Before we can do that, however, we need to define a sound communications strategy. Caveat emptor: my professional experience has mostly been with technology companies, so this discussion may be more relevant to that arena. Nevertheless, I think the four principals I’m going to put forward can be applied pretty broadly.

First Principal: The audience isn’t stupid; don’t make the mistake of thinking they are.

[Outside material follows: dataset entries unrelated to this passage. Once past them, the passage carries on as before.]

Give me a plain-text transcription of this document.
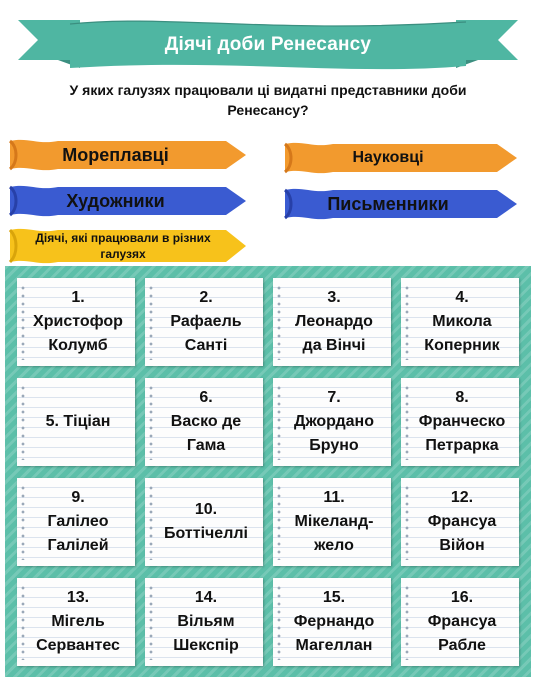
Діячі доби Ренесансу
У яких галузях працювали ці видатні представники доби Ренесансу?
Мореплавці	Науковці
Художники	Письменники
Діячі, які працювали в різних галузях
1.
Христофор
Колумб
2.
Рафаель
Санті
3.
Леонардо
да Вінчі
4.
Микола
Коперник
5. Тіціан
6.
Васко де
Гама
7.
Джордано
Бруно
8.
Франческо
Петрарка
9.
Галілео
Галілей
10.
Боттічеллі
11.
Мікеланд-
жело
12.
Франсуа
Війон
13.
Мігель
Сервантес
14.
Вільям
Шекспір
15.
Фернандо
Магеллан
16.
Франсуа
Рабле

PR can’t help you if your products are awful, poorly positioned or don’t meet market needs. Don’t waste your time or money on PR until you’ve fixed the product and your business. Seems self-evident but there are a lot of folks in this world who think you can fool reporters. You never could, and in this day of grassroots journalism, everyone’s a reporter. It has never been more true: you can fool some of the people all of the time, and all of the people some of the time, but you can’t fool all of the people all of the time.

Second Principal: In a nutshell, a good PR strategy focuses on finding out what reporters want/need to know and fitting in with the news of the moment if you can. It is NOT about flogging your products and multi-page press releases that cover every last feature.

Don’t confuse PR with promotion or publicity. You can do those too. Public Relations is something different, and you need to do PR right.

The first step to doing it right? Understanding that nobody but you really cares about your product in and of itself. Not even your customer. Your customer has a problem to be solved or a desire to be satisfied. Your product or service is only valuable to her in as much as it solves the problem or scratches the itch.

The media is a conduit to your customer, so reporters will care about the same exact things your prospects do. Problems. Issues. Desire. Needs. Not products.

So, be smart. Don’t try to engage reporters about the newest product features or your great new pricing strategy. Instead seek to understand what their problems are, what stories they are interested in or writing, what trends they are following. And if your product fits the story or you have data that informs the trend, tell them about it. By all means, talk about your product or service when it is relevant to the reporter’s inquiry. Create material that will interest reporters. But stay in the context of the reporter’s inquiry and interests. Don’t waste your time trying to jam your product features into his story. He won’t write about it if it doesn’t fit, and you waste the opportunity to build a good relationship with a journalist.

Third Principal: Invest in a good PR person. If you can afford it, get BOTH a good agency and hire an in-house person focused on corp comm. If you have to make a choice, start with the agency and add in-house resources as you grow.

Why agency first? Three reasons. First, you get access to a depth of resources that you probably can’t afford to bring in-house, at least in the early days. Second, agency staff are talking to reporters all the time, for both you and other clients. A story opportunity for you could come up during a conversation about another client, just as a by-product of a conversation. Finally (and obviously): you can control your costs, dialing up the spend as you grow.

Don’t assume you have to have a big name agency. There are scores of small boutique agencies that have terrific media relationships. I have always found it better to be the big fish in the small pond than the small fish in the big one.

Fourth Principal: Never forget that you are doing PR to get the word out about your products to the audiences that might buy them. Don’t get seduced by the number of website pick-ups or column inches you got. Measure your results, but measure the right things.

Evaluate your PR strategy, and your PR team, on how well they get the word out in the media vehicles that matter to your audiences. It might be The New York Times. But it might just as easily be a blog or an industry newsletter.

Stay focused always on your marketing strategy and the results. When I worked for a software company that offered a free trial download, we always saw a spike in downloads after a flurry of stories that mentioned our products, even when the mention was simply in passing.